The defamation suit Asiana Airlines plans to file against an Oakland TV station for using fake pilot names that mock Asian names may herald a new era of Asian corporate sensitivity to US racism.
During KTVU’s Friday noon broadcast anchor Tori Campbell read a list of fake pilot names crafted to suggest the phrases “Something Wrong” and “We Too Low”. The report was deemed by Asiana to be “demeaning” enough to prompt a review of “possible legal action” against both KTVU and the NTSB.
In the past Asia-based companies have never shown sensitivity to American racial stereotypes or attitudes toward Asians. Even when Asian American groups have asked Asian companies to show support for demanding more respectful treatment of Asians by pulling advertising from shows that offended Asian American sensibilities, they have remained aloof, anxious to avoid becoming identified with Asian American interests.
Their thinking may have been the short-sighted belief that they are here to rake in dollars from Americans at large, not to become identified with one not particularly large ethnic segment. Of course that kind of thinking overlooks several important factors, not the least of which is the fact that such Asian companies rely heavily on the services of highly educated, bi-lingual Asian Americans who are often the sinews of their American operations.

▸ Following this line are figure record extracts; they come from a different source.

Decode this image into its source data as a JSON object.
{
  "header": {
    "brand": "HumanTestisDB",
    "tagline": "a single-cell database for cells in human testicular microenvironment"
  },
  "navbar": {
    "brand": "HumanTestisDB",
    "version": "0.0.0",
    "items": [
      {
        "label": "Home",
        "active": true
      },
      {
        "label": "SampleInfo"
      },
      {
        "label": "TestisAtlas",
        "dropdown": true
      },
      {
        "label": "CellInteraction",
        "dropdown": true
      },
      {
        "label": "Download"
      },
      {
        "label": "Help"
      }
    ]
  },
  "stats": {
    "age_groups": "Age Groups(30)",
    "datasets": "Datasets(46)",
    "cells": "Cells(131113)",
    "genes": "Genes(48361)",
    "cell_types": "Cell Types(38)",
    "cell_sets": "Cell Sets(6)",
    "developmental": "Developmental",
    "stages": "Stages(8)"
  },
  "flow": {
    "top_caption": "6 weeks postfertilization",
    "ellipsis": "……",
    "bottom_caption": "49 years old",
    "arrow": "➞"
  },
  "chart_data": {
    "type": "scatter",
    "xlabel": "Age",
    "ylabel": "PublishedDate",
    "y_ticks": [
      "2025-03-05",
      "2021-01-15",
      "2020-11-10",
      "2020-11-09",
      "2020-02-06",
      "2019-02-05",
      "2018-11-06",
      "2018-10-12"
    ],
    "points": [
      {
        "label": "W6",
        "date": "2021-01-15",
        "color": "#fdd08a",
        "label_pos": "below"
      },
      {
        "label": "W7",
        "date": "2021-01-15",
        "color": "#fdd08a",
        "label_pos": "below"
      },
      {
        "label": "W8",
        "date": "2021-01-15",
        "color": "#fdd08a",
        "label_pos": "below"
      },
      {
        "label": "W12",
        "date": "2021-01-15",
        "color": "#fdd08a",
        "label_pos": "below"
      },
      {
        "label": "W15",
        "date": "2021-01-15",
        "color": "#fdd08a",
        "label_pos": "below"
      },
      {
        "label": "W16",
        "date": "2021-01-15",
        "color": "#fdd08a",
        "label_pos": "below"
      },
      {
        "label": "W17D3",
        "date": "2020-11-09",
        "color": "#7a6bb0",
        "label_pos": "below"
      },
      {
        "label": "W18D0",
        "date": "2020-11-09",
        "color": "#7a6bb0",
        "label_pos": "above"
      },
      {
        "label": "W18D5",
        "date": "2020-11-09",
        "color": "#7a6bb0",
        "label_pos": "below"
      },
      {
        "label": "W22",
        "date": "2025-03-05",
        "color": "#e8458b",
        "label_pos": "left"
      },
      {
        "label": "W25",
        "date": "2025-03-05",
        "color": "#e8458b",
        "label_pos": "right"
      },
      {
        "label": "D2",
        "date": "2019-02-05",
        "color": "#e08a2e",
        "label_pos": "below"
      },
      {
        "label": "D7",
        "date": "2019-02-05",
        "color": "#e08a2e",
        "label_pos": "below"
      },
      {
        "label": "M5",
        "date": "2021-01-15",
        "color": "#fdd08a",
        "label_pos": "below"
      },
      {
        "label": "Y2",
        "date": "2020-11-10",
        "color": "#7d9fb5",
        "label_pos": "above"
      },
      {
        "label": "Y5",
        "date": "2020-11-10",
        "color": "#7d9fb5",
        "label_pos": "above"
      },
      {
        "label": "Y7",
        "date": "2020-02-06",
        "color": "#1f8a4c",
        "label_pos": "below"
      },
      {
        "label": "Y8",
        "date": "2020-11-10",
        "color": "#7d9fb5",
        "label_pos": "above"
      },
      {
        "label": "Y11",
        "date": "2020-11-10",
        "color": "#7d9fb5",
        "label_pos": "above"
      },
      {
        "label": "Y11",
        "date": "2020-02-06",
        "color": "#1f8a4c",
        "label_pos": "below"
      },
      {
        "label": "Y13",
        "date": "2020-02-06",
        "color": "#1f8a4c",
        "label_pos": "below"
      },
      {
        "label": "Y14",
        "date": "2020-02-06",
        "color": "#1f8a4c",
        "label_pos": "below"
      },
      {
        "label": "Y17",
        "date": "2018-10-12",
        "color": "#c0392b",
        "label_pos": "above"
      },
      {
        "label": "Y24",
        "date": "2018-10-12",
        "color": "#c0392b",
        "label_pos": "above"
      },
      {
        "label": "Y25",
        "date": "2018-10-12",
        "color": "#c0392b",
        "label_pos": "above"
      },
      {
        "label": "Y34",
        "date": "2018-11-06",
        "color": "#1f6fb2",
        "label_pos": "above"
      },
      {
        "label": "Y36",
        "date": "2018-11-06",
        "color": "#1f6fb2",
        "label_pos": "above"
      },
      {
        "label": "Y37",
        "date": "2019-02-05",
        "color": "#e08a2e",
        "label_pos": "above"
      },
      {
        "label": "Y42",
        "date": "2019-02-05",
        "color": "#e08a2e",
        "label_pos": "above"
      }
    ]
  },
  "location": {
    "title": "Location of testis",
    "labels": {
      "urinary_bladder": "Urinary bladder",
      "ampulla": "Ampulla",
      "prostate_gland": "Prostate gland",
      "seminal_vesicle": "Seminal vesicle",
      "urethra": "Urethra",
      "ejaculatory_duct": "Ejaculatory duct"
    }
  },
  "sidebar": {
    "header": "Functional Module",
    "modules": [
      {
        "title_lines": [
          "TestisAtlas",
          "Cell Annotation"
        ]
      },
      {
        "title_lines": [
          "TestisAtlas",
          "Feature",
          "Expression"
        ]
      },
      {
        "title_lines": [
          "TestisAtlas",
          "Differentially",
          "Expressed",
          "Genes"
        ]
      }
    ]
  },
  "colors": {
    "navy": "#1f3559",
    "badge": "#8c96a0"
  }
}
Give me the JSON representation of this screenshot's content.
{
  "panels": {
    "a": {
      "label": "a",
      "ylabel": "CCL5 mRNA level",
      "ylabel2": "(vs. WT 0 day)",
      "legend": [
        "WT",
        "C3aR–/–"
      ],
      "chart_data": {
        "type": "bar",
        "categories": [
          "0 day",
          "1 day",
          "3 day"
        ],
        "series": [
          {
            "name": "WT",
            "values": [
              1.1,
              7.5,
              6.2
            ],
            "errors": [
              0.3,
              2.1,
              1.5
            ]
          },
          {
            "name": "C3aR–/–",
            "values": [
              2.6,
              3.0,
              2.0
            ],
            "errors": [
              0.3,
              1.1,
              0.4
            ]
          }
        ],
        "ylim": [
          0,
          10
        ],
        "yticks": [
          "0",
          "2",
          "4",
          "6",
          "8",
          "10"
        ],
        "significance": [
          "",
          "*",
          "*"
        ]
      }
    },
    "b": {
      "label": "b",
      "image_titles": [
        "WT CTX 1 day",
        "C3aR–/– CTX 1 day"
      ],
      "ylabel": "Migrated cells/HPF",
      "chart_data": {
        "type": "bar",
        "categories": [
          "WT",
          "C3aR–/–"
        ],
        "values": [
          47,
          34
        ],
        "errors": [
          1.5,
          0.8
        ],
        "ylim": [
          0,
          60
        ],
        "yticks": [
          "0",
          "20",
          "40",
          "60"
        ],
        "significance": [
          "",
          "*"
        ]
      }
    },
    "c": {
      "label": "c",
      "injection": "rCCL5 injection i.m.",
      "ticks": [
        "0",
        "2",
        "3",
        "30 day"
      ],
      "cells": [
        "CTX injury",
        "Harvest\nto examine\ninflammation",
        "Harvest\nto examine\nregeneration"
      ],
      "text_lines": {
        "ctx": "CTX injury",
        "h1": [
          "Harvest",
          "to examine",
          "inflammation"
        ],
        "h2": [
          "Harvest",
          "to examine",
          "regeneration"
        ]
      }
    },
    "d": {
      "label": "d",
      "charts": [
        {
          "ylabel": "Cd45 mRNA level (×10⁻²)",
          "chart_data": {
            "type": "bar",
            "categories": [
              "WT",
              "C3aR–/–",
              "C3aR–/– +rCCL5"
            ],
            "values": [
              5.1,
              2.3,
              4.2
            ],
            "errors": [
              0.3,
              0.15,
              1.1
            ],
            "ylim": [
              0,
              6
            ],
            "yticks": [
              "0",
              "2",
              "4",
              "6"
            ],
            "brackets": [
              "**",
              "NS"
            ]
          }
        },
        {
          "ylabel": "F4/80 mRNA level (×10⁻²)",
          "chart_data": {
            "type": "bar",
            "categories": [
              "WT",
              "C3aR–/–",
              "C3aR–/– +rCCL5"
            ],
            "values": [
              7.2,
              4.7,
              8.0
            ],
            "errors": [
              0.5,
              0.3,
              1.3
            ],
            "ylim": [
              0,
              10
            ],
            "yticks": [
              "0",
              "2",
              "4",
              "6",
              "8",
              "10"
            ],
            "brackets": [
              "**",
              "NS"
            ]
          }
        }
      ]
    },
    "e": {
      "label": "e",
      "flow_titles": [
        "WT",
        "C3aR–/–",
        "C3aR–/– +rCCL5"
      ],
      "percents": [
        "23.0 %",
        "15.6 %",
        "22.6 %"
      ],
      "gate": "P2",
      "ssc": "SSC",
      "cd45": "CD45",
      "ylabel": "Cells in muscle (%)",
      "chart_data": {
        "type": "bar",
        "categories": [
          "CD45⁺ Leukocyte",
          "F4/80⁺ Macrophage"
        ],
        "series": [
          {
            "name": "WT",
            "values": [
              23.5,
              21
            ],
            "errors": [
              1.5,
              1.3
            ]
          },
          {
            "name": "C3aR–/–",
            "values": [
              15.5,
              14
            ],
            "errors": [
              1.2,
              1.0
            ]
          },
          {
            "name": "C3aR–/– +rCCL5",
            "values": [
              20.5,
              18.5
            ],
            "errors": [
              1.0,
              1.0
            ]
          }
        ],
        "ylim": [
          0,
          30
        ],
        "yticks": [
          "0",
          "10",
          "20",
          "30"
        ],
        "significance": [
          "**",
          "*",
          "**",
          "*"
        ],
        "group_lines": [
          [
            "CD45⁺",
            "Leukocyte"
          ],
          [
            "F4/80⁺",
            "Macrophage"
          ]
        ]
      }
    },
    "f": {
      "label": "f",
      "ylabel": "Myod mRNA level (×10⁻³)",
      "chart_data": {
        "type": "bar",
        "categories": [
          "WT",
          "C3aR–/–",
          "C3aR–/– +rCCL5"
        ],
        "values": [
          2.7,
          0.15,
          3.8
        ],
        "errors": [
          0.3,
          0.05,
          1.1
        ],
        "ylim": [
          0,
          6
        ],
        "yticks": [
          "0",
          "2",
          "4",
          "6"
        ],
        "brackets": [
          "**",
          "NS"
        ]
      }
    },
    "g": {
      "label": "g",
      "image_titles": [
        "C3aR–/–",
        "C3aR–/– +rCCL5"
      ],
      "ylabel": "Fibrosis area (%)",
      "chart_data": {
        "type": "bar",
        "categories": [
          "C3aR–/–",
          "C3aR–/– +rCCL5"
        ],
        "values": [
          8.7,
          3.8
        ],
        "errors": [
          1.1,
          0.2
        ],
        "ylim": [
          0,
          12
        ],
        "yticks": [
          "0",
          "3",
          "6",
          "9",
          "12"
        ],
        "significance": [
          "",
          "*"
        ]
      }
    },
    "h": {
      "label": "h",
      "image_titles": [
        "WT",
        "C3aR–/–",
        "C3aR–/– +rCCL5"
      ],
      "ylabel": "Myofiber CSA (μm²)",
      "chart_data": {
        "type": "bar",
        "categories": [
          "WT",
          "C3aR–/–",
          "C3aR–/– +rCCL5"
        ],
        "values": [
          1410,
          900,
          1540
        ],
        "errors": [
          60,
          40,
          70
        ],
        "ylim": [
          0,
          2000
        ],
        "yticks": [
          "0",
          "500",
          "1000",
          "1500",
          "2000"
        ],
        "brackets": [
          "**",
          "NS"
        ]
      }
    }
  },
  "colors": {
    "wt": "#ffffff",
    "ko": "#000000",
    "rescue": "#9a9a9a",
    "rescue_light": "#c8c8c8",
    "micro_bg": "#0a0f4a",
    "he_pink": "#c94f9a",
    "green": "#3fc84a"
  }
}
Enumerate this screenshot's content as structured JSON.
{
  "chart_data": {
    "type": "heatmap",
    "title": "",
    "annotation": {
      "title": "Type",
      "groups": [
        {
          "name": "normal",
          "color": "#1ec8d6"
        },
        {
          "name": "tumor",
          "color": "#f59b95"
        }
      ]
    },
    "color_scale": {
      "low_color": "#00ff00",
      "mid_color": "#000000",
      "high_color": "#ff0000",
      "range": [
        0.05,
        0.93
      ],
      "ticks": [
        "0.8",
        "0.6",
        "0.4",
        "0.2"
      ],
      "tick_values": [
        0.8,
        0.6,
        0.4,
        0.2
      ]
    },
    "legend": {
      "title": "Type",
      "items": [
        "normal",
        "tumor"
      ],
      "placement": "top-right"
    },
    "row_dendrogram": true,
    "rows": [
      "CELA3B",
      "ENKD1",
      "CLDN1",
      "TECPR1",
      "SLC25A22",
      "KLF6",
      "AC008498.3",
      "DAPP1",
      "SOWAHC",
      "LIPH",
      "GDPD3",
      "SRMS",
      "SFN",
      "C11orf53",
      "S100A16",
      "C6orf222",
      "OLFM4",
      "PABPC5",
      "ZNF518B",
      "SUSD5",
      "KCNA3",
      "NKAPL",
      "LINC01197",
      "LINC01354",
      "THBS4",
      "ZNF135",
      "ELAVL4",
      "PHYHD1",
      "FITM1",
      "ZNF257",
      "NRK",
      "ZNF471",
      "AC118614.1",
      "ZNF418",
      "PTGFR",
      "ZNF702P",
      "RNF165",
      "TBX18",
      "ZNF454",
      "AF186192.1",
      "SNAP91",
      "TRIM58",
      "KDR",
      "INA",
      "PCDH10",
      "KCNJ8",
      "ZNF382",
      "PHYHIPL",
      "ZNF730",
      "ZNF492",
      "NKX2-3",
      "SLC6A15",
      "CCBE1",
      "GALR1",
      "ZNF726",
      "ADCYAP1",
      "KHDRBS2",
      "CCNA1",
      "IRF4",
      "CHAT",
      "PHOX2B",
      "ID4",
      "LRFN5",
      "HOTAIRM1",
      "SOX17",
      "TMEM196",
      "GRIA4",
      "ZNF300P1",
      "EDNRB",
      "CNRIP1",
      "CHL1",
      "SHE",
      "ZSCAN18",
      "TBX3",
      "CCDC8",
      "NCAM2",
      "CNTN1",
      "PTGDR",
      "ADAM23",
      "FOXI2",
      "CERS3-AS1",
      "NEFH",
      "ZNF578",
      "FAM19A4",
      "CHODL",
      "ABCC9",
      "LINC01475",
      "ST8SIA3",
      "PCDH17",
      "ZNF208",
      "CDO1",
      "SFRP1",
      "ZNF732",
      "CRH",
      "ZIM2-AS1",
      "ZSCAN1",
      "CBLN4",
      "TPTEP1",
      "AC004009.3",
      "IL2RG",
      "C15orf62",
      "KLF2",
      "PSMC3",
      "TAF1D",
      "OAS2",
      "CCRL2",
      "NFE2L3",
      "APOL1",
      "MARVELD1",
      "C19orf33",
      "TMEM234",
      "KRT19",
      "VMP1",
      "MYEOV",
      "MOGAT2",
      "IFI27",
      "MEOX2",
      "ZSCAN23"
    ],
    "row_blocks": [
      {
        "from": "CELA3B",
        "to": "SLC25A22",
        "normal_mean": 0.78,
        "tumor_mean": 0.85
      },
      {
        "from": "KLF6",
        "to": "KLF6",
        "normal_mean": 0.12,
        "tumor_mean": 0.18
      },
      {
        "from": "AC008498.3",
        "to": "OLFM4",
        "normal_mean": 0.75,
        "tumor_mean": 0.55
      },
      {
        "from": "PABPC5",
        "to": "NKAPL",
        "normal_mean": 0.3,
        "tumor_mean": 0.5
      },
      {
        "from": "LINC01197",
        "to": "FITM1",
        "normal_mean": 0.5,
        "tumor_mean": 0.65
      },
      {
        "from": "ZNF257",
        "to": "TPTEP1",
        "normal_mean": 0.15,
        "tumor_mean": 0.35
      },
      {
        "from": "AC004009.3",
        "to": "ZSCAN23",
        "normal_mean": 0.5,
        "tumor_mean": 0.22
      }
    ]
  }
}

Asiana’s announcement of its intention to sue KTVU is the first time that an Asia-based company has shown any willingness to address a racially offensive media portrayal. Of course the mockery in question happened to involve the names of Asiana’s own Korean pilots and not an offense against Asians in the abstract. Still the impulse to threaten suit is a step in the right direction though the legal basis of the suit itself may not hold up in court.
The suit is no doubt intended as a way to slap the station with negative publicity in a metro area full of Asians likely to be offended by the elementary-school playground mentality behind the mock pilot names. Legally the suit isn’t likely to win a substantial verdict since it would be virtually impossible to show any actual damage to Asiana’s reputation above and beyond the fact of the crash itself.
Still Asian Americans should hail Asiana’s willingness to use the legal system and attendant media publicity to counter the callowly racist attitude that surfaces from time to time on American media. We can only hope that it’s the beginning of an era of Asian companies recognizing their stake in not having Asians and Asian culture undermined by blatantly disrespectful media portrayals. After all, any sense that things Asian aren’t entitled to the full measure of respect would redound to the detriment of the the pricing power of Asian companies and their ability to attract quality employees.
With their economic clout, companies like Asiana, Samsung, LG, Hyundai, Toyota, Honda, Panasonic and the like can be a powerful force in the fight against the perpetuation of shabby attitudes by stubbornly racist elements in American society. The loser who thought he could get away with slipping mock Asian names into a major news story is crying out to be ferreted out by his employer through the legal discovery process and thrown into the square to face the wrath of Asians who have had enough of that kind of nonsense.
Let’s hope that Asiana’s lawsuit marks the birth of a sense of ethnic citizenship by Asian corporations doing business in America. Then they may actually be worthy of our support as America’s most affluent consumers.